Geoffrey Stone’s ‘Social Media, Freedom of Speech and the Future of Our Democracy’ Reviewed in the New York Review
Who Should Regulate Online Speech?
Is the First Amendment obsolete in the age of TikTok? The constitutional law protecting free speech was developed when there were far fewer opportunities to reach a significant audience than there are today, and those opportunities had to be zealously guarded from government censors.

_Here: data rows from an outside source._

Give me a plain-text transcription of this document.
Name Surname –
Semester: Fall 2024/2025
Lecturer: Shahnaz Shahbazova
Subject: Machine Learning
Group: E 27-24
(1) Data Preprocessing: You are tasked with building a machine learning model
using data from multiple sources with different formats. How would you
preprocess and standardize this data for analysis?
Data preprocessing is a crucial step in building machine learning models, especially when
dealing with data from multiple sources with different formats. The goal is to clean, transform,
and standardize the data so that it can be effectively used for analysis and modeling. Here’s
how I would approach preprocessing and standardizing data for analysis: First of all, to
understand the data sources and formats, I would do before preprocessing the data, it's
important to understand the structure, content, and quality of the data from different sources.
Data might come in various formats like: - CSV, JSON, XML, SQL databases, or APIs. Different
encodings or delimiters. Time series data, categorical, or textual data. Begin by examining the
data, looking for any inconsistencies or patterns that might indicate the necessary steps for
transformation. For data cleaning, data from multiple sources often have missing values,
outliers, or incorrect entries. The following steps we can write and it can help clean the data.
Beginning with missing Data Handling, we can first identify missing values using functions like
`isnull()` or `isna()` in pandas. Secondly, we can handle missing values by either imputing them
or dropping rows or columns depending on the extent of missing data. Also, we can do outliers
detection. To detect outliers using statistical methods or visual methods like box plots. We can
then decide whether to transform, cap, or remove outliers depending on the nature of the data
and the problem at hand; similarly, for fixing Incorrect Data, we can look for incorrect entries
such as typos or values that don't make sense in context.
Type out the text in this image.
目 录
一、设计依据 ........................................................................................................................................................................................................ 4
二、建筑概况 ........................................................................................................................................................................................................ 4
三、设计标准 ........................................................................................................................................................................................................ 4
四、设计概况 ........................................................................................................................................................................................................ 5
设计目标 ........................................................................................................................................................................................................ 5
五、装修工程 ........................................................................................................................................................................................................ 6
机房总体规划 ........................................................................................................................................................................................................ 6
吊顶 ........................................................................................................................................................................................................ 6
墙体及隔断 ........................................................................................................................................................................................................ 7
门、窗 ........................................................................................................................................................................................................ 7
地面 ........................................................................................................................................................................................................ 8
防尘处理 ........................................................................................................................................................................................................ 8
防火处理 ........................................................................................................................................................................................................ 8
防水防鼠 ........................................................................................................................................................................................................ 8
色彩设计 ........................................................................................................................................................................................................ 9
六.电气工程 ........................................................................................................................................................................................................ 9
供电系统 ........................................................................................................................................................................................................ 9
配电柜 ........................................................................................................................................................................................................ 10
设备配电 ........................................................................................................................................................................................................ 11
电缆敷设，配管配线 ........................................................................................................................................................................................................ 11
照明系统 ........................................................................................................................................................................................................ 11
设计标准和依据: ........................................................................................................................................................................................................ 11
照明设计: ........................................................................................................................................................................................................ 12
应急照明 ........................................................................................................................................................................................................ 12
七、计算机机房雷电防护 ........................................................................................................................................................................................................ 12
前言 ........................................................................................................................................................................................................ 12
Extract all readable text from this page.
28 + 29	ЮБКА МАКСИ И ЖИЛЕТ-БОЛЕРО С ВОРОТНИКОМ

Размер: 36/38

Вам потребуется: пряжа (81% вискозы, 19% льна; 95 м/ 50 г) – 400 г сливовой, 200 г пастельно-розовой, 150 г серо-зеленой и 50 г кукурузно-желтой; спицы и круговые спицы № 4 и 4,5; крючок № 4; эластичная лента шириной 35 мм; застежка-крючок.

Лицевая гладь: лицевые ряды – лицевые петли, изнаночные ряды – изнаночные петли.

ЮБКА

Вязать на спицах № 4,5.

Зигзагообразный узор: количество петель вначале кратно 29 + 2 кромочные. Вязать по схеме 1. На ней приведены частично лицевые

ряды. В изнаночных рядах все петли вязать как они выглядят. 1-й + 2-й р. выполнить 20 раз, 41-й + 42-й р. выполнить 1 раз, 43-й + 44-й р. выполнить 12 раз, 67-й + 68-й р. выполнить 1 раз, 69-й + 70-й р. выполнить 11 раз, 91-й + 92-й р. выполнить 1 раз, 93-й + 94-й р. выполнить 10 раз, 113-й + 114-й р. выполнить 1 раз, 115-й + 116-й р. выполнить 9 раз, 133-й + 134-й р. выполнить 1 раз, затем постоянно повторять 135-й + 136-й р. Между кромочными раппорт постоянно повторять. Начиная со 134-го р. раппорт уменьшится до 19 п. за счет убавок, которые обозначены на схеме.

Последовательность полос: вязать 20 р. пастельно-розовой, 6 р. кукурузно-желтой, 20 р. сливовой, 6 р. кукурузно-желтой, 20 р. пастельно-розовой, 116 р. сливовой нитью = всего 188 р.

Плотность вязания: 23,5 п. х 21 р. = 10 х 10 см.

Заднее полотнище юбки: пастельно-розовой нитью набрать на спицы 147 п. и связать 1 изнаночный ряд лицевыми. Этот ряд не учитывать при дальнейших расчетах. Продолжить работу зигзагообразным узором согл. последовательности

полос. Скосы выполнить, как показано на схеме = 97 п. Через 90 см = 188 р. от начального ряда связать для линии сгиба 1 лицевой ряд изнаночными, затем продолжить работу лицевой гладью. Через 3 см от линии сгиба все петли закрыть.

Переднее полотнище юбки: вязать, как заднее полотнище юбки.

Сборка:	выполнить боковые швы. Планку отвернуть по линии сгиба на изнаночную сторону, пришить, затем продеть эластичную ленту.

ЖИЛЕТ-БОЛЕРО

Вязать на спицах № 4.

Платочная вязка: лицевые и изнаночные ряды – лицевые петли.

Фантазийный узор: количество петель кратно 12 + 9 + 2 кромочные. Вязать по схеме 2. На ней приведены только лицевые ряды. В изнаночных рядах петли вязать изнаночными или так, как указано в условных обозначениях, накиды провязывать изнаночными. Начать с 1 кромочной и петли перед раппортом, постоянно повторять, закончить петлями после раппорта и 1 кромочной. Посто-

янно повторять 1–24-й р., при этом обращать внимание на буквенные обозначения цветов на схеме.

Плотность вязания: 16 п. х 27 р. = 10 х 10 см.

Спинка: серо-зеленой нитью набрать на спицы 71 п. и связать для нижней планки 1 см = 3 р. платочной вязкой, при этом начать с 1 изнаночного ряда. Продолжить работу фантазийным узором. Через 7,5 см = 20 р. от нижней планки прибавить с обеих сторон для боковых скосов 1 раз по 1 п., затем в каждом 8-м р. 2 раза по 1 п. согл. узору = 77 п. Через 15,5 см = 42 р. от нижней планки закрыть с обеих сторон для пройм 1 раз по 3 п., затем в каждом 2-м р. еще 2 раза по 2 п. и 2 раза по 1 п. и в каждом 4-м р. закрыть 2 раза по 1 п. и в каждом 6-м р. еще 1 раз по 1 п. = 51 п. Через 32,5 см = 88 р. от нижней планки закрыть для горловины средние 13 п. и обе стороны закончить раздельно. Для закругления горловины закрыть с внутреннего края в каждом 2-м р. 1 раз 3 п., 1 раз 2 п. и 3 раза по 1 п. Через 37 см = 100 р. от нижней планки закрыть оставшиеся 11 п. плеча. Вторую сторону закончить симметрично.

But as the Princeton sociology professor Zeynep Tufekci and the Columbia law professor Tim Wu have argued, speech opportunities in the Internet age are plentiful, and drowning out or algorithmically manipulating what people hear and read may be a greater threat than traditional suppression in controlling speech.
The First Amendment protects speech only from interference by public authorities, but some of the most powerful forces controlling speech are private—the large social media platforms such as X, Facebook, and Instagram. Like the apple in Eden, social media has simultaneously brought us knowledge and introduced (or exacerbated) a host of problems, including hyperpolarization, depression, extremism, Russian interference in our elections, Donald Trump, and the insurrection of January 6.
For decades the major newspapers, television networks, and radio stations were the principal gatekeepers and moderators of our national dialogue. We got all the news that they deemed fit to print or broadcast—but not much else. Opportunities to reach a wide audience were rare and expensive.